Es bedarf nur weniger Umstellungen, um die aktuelle Parallele zu erkennen: Christoph Hein wurde nach 1990 angetragen, die Leitung des „Deutschen Theaters“ in Berlin (DT) zu übernehmen. Doch was wie Ehre und Anerkennung aussah, wurde zur peinlichen Beleidigung, denn unter der Leitung Heins sollten dem Theater die Mittel gekürzt werden, die Theaterleitern vor ihm – längst nicht von der künstlerischen und kulturpolitischen Bedeutung Heins – problemlos zugestanden worden waren.
Fünf Abschnitte des Lebens von Bach werden als fiktives Geschehen aus dem Blick anderer berichtet, wobei hinter diesen stets der Chronist als sichernde kompetente Person steht. Aber es geht eben nicht nur um Bach. Es geht auch um die Kulturpolitik der Gegenwart. Einmal mehr müssen heutige Politiker erkennen, dass Hein kein Kritiker der DDR war, sondern ein Kritiker verfehlter Politik, für die er die DDR wie die BRD in gleicher Weise verantwortlich machte. Er ist ein Kritiker der Zivilisation und deshalb mit den gleichen Werken in der heutigen Bundesrepublik erfolgreich wie einst im Osten, nur um vieles umfassender.
Was Bach damals widerfuhr, ist dem Schriftsteller Hein im vereinigten Deutschland mehrfach ähnlich geschehen. Die Diskriminierung eines Ostdeutschen wurde zur Bloßstellung heutiger „gekrönter“ Häupter ebenso wie zum ironischen Spiel mit der deutschen Einheit. Damit entsteht auch eine ästhetisch-politische Beziehung zu dem vor Kurzem erschienenen epochalen Roman Heins „Das Narrenschiff“: War das die erschütternde Tragödie vom Scheitern eines großen Entwurfs, so werden die Novellen zum Satyrspiel. Hein erlebte Ähnliches, als man für den Bundestag nach 1990 eine neue Gemäldeauswahl zusammenstellte, Hein in die Auswahlkommission berief, aber kein Werk eines ostdeutschen Malers benannte. In beiden Fällen entschied sich Hein gegen die Ehre wie Bach, um dennoch Kunst zu bieten, indem er Chroniken solcher Vorgänge schuf. Hein bekannte sich damit zu einer politischen Kunst, wie auch Bach, dort noch im christlichen Kleid.

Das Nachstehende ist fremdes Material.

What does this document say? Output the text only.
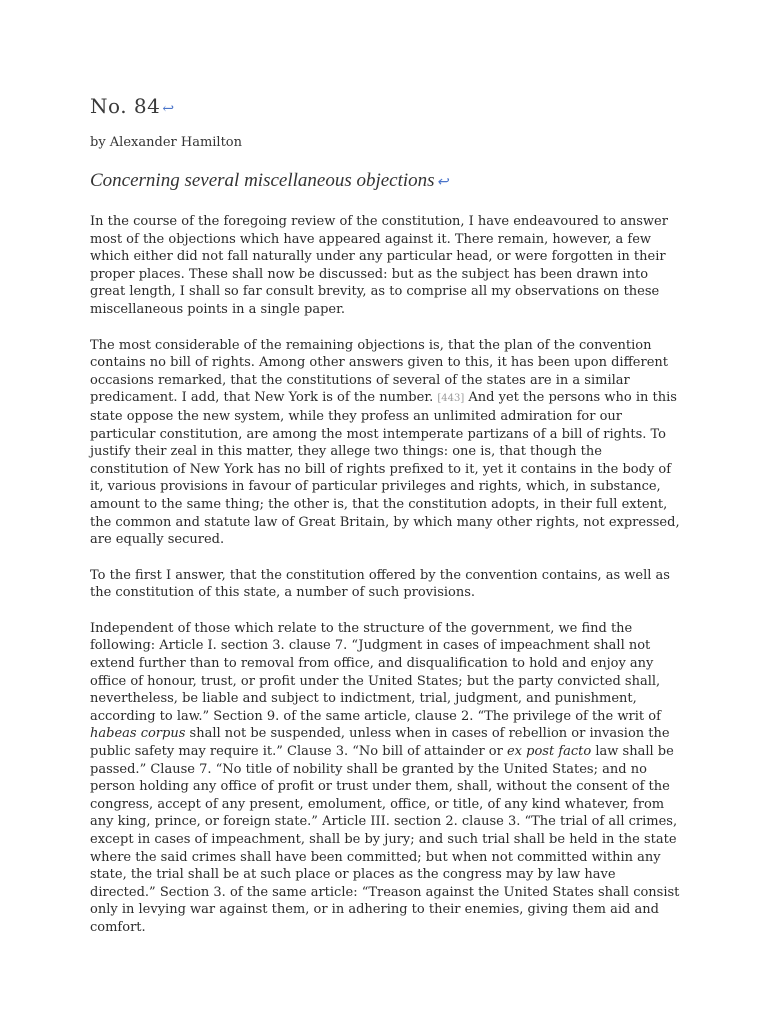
No. 84 ↩

by Alexander Hamilton

Concerning several miscellaneous objections ↩

In the course of the foregoing review of the constitution, I have endeavoured to answer most of the objections which have appeared against it. There remain, however, a few which either did not fall naturally under any particular head, or were forgotten in their proper places. These shall now be discussed: but as the subject has been drawn into great length, I shall so far consult brevity, as to comprise all my observations on these miscellaneous points in a single paper.

The most considerable of the remaining objections is, that the plan of the convention contains no bill of rights. Among other answers given to this, it has been upon different occasions remarked, that the constitutions of several of the states are in a similar predicament. I add, that New York is of the number. [443] And yet the persons who in this state oppose the new system, while they profess an unlimited admiration for our particular constitution, are among the most intemperate partizans of a bill of rights. To justify their zeal in this matter, they allege two things: one is, that though the constitution of New York has no bill of rights prefixed to it, yet it contains in the body of it, various provisions in favour of particular privileges and rights, which, in substance, amount to the same thing; the other is, that the constitution adopts, in their full extent, the common and statute law of Great Britain, by which many other rights, not expressed, are equally secured.

To the first I answer, that the constitution offered by the convention contains, as well as the constitution of this state, a number of such provisions.

Independent of those which relate to the structure of the government, we find the following: Article I. section 3. clause 7. “Judgment in cases of impeachment shall not extend further than to removal from office, and disqualification to hold and enjoy any office of honour, trust, or profit under the United States; but the party convicted shall, nevertheless, be liable and subject to indictment, trial, judgment, and punishment, according to law.” Section 9. of the same article, clause 2. “The privilege of the writ of habeas corpus shall not be suspended, unless when in cases of rebellion or invasion the public safety may require it.” Clause 3. “No bill of attainder or ex post facto law shall be passed.” Clause 7. “No title of nobility shall be granted by the United States; and no person holding any office of profit or trust under them, shall, without the consent of the congress, accept of any present, emolument, office, or title, of any kind whatever, from any king, prince, or foreign state.” Article III. section 2. clause 3. “The trial of all crimes, except in cases of impeachment, shall be by jury; and such trial shall be held in the state where the said crimes shall have been committed; but when not committed within any state, the trial shall be at such place or places as the congress may by law have directed.” Section 3. of the same article: “Treason against the United States shall consist only in levying war against them, or in adhering to their enemies, giving them aid and comfort.
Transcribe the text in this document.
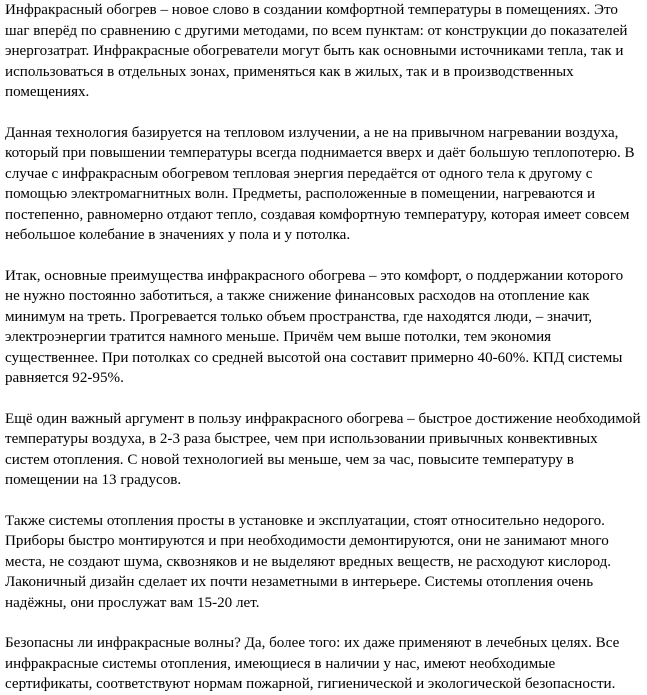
Инфракрасный обогрев – новое слово в создании комфортной температуры в помещениях. Это шаг вперёд по сравнению с другими методами, по всем пунктам: от конструкции до показателей энергозатрат. Инфракрасные обогреватели могут быть как основными источниками тепла, так и использоваться в отдельных зонах, применяться как в жилых, так и в производственных помещениях.

Данная технология базируется на тепловом излучении, а не на привычном нагревании воздуха, который при повышении температуры всегда поднимается вверх и даёт большую теплопотерю. В случае с инфракрасным обогревом тепловая энергия передаётся от одного тела к другому с помощью электромагнитных волн. Предметы, расположенные в помещении, нагреваются и постепенно, равномерно отдают тепло, создавая комфортную температуру, которая имеет совсем небольшое колебание в значениях у пола и у потолка.

Итак, основные преимущества инфракрасного обогрева – это комфорт, о поддержании которого не нужно постоянно заботиться, а также снижение финансовых расходов на отопление как минимум на треть. Прогревается только объем пространства, где находятся люди, – значит, электроэнергии тратится намного меньше. Причём чем выше потолки, тем экономия существеннее. При потолках со средней высотой она составит примерно 40-60%. КПД системы равняется 92-95%.

Ещё один важный аргумент в пользу инфракрасного обогрева – быстрое достижение необходимой температуры воздуха, в 2-3 раза быстрее, чем при использовании привычных конвективных систем отопления. С новой технологией вы меньше, чем за час, повысите температуру в помещении на 13 градусов.

Также системы отопления просты в установке и эксплуатации, стоят относительно недорого. Приборы быстро монтируются и при необходимости демонтируются, они не занимают много места, не создают шума, сквозняков и не выделяют вредных веществ, не расходуют кислород. Лаконичный дизайн сделает их почти незаметными в интерьере. Системы отопления очень надёжны, они прослужат вам 15-20 лет.

Безопасны ли инфракрасные волны? Да, более того: их даже применяют в лечебных целях. Все инфракрасные системы отопления, имеющиеся в наличии у нас, имеют необходимые сертификаты, соответствуют нормам пожарной, гигиенической и экологической безопасности.
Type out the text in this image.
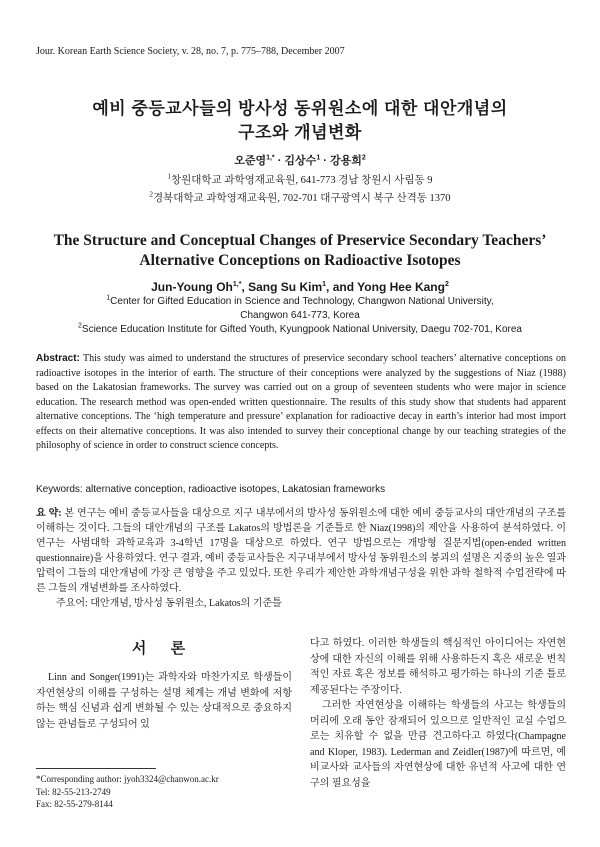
Jour. Korean Earth Science Society, v. 28, no. 7, p. 775–788, December 2007
예비 중등교사들의 방사성 동위원소에 대한 대안개념의
구조와 개념변화
오준영$^{1,*}$ · 김상수$^1$ · 강용희$^2$
$^1$창원대학교 과학영재교육원, 641-773 경남 창원시 사림동 9
$^2$경북대학교 과학영재교육원, 702-701 대구광역시 북구 산격동 1370
The Structure and Conceptual Changes of Preservice Secondary Teachers’
Alternative Conceptions on Radioactive Isotopes
Jun-Young $Oh^{1,*}$, Sang Su Kim$^1$, and Yong Hee Kang$^2$
$^1$Center for Gifted Education in Science and Technology, Changwon National University,
Changwon 641-773, Korea
$^2$Science Education Institute for Gifted Youth, Kyungpook National University, Daegu 702-701, Korea

Abstract: This study was aimed to understand the structures of preservice secondary school teachers’ alternative conceptions on radioactive isotopes in the interior of earth. The structure of their conceptions were analyzed by the suggestions of Niaz (1988) based on the Lakatosian frameworks. The survey was carried out on a group of seventeen students who were major in science education. The research method was open-ended written questionnaire. The results of this study show that students had apparent alternative conceptions. The ‘high temperature and pressure’ explanation for radioactive decay in earth’s interior had most import effects on their alternative conceptions. It was also intended to survey their conceptional change by our teaching strategies of the philosophy of science in order to construct science concepts.

Keywords: alternative conception, radioactive isotopes, Lakatosian frameworks

요 약: 본 연구는 예비 중등교사들을 대상으로 지구 내부에서의 방사성 동위원소에 대한 예비 중등교사의 대안개념의 구조를 이해하는 것이다. 그들의 대안개념의 구조를 Lakatos의 방법론을 기준틀로 한 Niaz(1998)의 제안을 사용하여 분석하였다. 이 연구는 사범대학 과학교육과 3-4학년 17명을 대상으로 하였다. 연구 방법으로는 개방형 질문지법(open-ended written questionnaire)을 사용하였다. 연구 결과, 예비 중등교사들은 지구내부에서 방사성 동위원소의 붕괴의 설명은 지중의 높은 열과 압력이 그들의 대안개념에 가장 큰 영향을 주고 있었다. 또한 우리가 제안한 과학개념구성을 위한 과학 철학적 수업전략에 따른 그들의 개념변화를 조사하였다.

주요어: 대안개념, 방사성 동위원소, Lakatos의 기준틀

서 론

Linn and Songer(1991)는 과학자와 마찬가지로 학생들이 자연현상의 이해를 구성하는 설명 체계는 개념 변화에 저항하는 핵심 신념과 쉽게 변화될 수 있는 상대적으로 중요하지 않는 관념들로 구성되어 있

다고 하였다. 이러한 학생들의 핵심적인 아이디어는 자연현상에 대한 자신의 이해를 위해 사용하든지 혹은 새로운 변칙적인 자료 혹은 정보를 해석하고 평가하는 하나의 기준 틀로 제공된다는 주장이다.

그러한 자연현상을 이해하는 학생들의 사고는 학생들의 머리에 오래 동안 잠재되어 있으므로 일반적인 교실 수업으로는 치유할 수 없을 만큼 견고하다고 하였다(Champagne and Kloper, 1983). Lederman and Zeidler(1987)에 따르면, 예비교사와 교사들의 자연현상에 대한 유년적 사고에 대한 연구의 필요성을

*Corresponding author: jyoh3324@chanwon.ac.kr
Tel: 82-55-213-2749
Fax: 82-55-279-8144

Die Gegenwart wird auch in manchen Dialogen erkennbar. Heins Bach gerät mit dem Bürgermeister von Havelberg ins Gespräch und stellt sich vor: „Hofkonzertmeister und Hoforganist zu Weimar sowie Cembalist und Violinist.“ Der Bürgermeister antwortet fragend: „Ah ja. Und was, wenn ich fragen darf, machen Sie beruflich?“ Und er erläutert: „Musik ist eine brotlose Kunst.“
Die fünf Novellen sind streng nach den theoretischen Vorgaben entwickelt worden: In einigen wird von einem „Vorfall“ gesprochen, den es darzustellen gelte; immer sind es ungewöhnliche Ereignisse. In allen ist das Personenensemble reduziert und die Beschreibung sachlich wie in den Novellen Heinrich von Kleists. Die Hand des straffenden Chronisten ist überall zu spüren. Die fünf Novellen sind außerdem im Sinne einer Lebenschronik angelegt: Sie beginnen mit dem sehr jungen 18-jährigen Bach und sie enden nach dem Tode des Komponisten, mit dem Wissen, dass sein Ruhm unsterblich ist.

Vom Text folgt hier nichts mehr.